To sum it up, don't become like me and let the fear of other experiences make you so scared of your own pregnancy. Its always good to get advice and to have a general idea of what to expect but just because so and so had this symptom doesn't mean you will. You won't know until you're in the thick of it and I hope a lot of woman will start sharing the positives of pregnancy, the fun moments, the exciting moments, the "OMG I CAN'T BELIEVE THERE IS A TINY HUMAN INSIDE OF ME so unique and so perfect" moments, the "OMG SOMEONE COME FEEL HER KICK" moments, the hearing her heartbeat for the first time moments, the seeing their face on a 4d ultrasound moments, the finding out the sex moments, the raw emotions of realizing your life is about to change moments, the "dang my boobs are huge and look amazing!!!" moments, the pure excitement and joy on your husbands face moments, the feeling them wiggle around in there moments, the love and support from your families moments, the planning a baby shower, picking out a name, picking out bedroom decorations, outfits, hospital plan, daydreaming about their face, looking forward to getting that baby placed in your arms for the first time moments and so many more. There are so many amazing moments of pregnancy, lets start sharing those. Start sharing the excitement rather than the pain. Encourage rather than discourage. Be the person that your friend will look back on and be thankful that you didn't tell her all the things she should be scared of, the person who was so excited with her and told her what an amazing journey shes about to begin. That is helpful. That is supportive. That is what we all need.

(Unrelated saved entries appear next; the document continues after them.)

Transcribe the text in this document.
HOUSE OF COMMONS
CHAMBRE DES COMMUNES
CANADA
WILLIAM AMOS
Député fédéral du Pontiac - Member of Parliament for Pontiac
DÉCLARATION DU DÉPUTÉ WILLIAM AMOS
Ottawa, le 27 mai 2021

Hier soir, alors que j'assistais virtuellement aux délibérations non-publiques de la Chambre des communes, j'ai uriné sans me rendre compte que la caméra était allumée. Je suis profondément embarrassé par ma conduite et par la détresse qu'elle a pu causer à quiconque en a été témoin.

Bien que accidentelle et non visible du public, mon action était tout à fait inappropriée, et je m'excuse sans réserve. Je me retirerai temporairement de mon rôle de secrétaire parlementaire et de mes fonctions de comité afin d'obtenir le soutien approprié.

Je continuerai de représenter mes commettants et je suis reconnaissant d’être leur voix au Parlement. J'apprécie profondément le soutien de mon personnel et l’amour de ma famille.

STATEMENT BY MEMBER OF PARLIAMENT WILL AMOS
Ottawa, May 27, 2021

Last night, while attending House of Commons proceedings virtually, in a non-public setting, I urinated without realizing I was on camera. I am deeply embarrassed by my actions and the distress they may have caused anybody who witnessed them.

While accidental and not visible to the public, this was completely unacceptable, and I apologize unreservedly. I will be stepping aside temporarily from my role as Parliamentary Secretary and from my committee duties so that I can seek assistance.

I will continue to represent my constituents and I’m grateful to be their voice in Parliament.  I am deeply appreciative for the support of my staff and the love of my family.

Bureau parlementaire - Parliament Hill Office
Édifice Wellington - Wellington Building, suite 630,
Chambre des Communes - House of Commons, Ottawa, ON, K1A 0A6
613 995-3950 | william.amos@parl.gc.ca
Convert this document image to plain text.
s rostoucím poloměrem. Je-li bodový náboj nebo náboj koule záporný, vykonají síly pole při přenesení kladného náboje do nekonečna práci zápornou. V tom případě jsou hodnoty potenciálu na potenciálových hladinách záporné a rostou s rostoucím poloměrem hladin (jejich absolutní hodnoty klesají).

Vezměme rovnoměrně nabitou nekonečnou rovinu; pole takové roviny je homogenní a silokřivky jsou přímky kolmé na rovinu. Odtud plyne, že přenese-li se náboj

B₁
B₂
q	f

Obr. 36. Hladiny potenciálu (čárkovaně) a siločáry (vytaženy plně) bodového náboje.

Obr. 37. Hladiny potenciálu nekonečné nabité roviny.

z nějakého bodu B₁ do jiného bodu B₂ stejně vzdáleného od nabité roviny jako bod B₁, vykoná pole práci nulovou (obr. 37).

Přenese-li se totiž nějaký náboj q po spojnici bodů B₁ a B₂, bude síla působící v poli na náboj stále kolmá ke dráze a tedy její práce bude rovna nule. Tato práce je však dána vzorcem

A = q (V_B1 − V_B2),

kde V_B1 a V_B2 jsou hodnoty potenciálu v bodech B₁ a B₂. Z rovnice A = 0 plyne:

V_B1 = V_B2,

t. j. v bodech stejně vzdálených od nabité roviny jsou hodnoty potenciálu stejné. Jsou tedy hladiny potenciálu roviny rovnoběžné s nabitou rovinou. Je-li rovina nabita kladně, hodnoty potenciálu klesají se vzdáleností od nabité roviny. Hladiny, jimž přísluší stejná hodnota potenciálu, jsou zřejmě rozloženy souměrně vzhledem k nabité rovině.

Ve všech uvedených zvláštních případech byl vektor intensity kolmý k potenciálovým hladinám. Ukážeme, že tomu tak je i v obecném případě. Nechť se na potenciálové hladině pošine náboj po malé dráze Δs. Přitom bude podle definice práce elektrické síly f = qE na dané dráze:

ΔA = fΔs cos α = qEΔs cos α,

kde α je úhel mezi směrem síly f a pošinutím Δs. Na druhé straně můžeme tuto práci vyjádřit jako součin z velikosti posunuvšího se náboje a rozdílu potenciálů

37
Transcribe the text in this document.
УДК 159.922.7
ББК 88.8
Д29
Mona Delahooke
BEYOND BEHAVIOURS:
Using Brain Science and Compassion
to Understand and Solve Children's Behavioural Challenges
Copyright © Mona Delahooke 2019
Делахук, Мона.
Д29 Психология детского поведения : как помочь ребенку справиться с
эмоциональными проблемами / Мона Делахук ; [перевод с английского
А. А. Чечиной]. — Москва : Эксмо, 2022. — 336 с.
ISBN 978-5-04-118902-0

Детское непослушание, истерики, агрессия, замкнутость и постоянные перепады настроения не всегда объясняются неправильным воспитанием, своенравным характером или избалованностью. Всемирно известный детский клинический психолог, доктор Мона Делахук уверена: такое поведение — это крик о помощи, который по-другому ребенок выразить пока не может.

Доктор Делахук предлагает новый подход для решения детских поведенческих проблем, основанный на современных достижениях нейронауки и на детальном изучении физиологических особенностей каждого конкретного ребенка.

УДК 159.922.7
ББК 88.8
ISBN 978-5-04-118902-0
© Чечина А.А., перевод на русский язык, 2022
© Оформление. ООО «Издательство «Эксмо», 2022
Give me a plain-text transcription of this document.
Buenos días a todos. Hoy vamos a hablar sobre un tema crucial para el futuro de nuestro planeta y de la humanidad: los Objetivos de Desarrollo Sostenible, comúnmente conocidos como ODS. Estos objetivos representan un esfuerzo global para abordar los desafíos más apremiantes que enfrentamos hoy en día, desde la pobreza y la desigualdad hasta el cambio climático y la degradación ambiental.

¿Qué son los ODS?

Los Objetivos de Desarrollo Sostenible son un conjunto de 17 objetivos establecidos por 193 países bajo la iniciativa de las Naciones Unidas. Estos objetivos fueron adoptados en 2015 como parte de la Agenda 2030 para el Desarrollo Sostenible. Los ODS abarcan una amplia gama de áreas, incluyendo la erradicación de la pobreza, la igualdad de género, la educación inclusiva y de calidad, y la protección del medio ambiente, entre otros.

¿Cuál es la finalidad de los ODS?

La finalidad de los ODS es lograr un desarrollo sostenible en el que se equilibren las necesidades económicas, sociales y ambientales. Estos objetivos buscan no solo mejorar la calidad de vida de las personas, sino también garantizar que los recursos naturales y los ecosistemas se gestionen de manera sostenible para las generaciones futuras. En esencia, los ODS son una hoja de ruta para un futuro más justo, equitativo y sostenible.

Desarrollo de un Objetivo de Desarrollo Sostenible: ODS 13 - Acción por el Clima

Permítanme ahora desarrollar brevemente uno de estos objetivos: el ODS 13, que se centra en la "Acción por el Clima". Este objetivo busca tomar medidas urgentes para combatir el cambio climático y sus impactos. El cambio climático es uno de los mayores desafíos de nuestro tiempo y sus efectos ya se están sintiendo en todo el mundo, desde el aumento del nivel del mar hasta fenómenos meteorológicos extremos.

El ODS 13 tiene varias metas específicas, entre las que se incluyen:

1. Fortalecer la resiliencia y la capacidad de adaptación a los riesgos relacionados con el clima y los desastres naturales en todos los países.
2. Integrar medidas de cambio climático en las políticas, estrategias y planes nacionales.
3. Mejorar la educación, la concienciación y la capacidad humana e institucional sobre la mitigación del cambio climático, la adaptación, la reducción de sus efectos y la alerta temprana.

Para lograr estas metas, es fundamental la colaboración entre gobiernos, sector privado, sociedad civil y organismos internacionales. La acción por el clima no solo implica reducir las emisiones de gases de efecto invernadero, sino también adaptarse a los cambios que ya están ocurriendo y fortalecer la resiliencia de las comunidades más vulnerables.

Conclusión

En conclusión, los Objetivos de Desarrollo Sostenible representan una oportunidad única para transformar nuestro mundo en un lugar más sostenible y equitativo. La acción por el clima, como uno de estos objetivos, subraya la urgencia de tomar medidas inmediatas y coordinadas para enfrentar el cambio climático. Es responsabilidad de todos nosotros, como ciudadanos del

To wrap it up I'm going to share some pictures of my little baby girl in my belly and then go pray that after all of this talking about how amazing pregnancy is, my next ones don't suck really bad. haha!
15 weeks and pregnant at the same time as my sister!!!
19 weeks:
20 weeks:
20 weeks part 2:
20 weeks part 3:
21 weeks:
25 weeks:
26 weeks:
27 weeks:
28 weeks:
29 weeks:
29 weeks part 2:
29 weeks part 3:
And just some random ones, I have no clue what the weeks are of these ones.
Remington at her first Taylor Swift concert!
And my very last day being pregnant. aahhh I miss it!!!
Wheeeeewww that was a walk down memory lane. I got a little carried away with pictures so if you're still here, sorry. I want them all here though so I can later look back on it so for your sake I apologize!